Thousands of Ivanti VPN instances have been compromised across the globe in the last five days thanks to two serious, as yet unpatched zero-day vulnerabilities disclosed last week.
Ivanti Connect Secure VPN is a virtual private network tool that remotely connects mobile devices with corporate network resources, making it an attractive target for hackers looking to gain initial hooks into corporate IT environments.
ICS VPN takeovers have been shooting up worldwide, ever since the two new bugs were disclosed on Jan. 10.
To make matters worse: There won't be patches available for at least a few more days.
Thousands of Exploits in Ivanti VPNs Each of the two ICS VPN bugs is powerful on its own, but they prove most effective in tandem.
First, CVE-2023-46805 - a high-severity 8.2 CVSS-scored vulnerability - allows attackers to bypass authentication checks.
Rated a critical 9.1 out of 10, allows the unfairly authenticated user to send specially crafted requests and run arbitrary commands on the tricked device.
UTA0178, a group Volexity believes works for the Chinese state, appears to have leveraged the two bugs as zero-days, in attacks dating back to early December.
The threat landscape changed once Ivanti and Volexity broke news of the bug last week.
In the days that followed, thousands of new infections spread across the globe, with a Jan. 15 scan of 30,000 devices identifying at least 1,700 tainted VPNs. The majority of these could be attributed to UTA0178, which seems to have used the news as impetus to act before most organizations had time to harden themselves.
There appear to be attempted exploitations by other threat actors as well.
Victims thus far have run the gamut: from small organizations to Fortune 500 companies, across the military and government, telecommunications and finance, and more.
Most infections are concentrated in the United States, but they also span every other continent: Guyana to Germany, Egypt, Thailand, Australia, and so on.

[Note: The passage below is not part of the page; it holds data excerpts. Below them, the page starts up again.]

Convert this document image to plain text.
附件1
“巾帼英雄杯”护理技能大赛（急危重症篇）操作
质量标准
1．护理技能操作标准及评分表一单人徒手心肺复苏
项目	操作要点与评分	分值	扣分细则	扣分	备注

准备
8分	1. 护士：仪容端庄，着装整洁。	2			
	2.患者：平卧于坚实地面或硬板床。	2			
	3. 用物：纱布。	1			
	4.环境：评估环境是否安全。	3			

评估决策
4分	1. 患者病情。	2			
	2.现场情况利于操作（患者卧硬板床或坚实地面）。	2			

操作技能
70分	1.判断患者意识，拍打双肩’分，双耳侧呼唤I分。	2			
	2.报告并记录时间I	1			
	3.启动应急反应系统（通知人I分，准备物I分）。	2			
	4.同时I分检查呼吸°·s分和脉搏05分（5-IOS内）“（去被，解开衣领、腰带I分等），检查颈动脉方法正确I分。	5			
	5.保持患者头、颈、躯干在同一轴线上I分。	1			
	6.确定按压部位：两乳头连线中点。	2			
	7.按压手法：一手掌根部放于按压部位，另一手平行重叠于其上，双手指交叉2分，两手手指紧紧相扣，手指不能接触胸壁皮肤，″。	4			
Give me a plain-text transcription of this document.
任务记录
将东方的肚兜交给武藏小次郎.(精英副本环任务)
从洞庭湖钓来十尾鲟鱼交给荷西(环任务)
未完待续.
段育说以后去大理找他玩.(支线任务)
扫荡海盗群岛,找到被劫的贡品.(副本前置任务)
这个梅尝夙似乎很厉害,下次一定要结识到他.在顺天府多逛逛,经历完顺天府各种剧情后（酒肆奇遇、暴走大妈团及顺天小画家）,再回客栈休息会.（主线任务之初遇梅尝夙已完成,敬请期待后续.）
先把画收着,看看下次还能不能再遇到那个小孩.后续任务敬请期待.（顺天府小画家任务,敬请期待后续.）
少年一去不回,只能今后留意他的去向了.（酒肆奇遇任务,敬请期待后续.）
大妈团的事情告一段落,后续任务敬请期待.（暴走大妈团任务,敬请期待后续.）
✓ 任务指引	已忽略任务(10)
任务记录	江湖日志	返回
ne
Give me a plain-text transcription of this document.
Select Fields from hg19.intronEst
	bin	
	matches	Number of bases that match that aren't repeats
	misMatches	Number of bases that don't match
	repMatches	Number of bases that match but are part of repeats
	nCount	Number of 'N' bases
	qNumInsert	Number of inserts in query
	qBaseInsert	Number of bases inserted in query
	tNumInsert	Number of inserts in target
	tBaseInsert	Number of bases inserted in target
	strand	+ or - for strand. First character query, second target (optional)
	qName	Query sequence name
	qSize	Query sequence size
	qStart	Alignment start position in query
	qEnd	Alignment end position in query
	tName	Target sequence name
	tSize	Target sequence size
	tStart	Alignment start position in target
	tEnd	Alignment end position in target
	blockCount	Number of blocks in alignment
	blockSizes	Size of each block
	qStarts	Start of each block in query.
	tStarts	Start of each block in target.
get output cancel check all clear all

What to Do if You're Affected As yet there's no available patch for either ICS VPN vulnerability, and Ivanti is expected to be working on those for a while longer: Jan. 22 for CVE-2023-46805's, and Feb. 19 to fix CVE-2024-21887.
In the meantime, there are two things customers can do.
On the day of the disclosure, Ivanti released a mitigation for blocking potential exploitations.
It's not a patch - it doesn't solve the underlying vulnerabilities - but it is designed to catch and root out potential attempts to exploit them.
Of course, such a preventative measure doesn't account for the thousands of existing compromises.
For those - and, really, any devices that haven't been fully examined yet - Ivanti VPN has a built-in Integrity Checker Tool that can detect compromises of the kind carried out by UTA0178.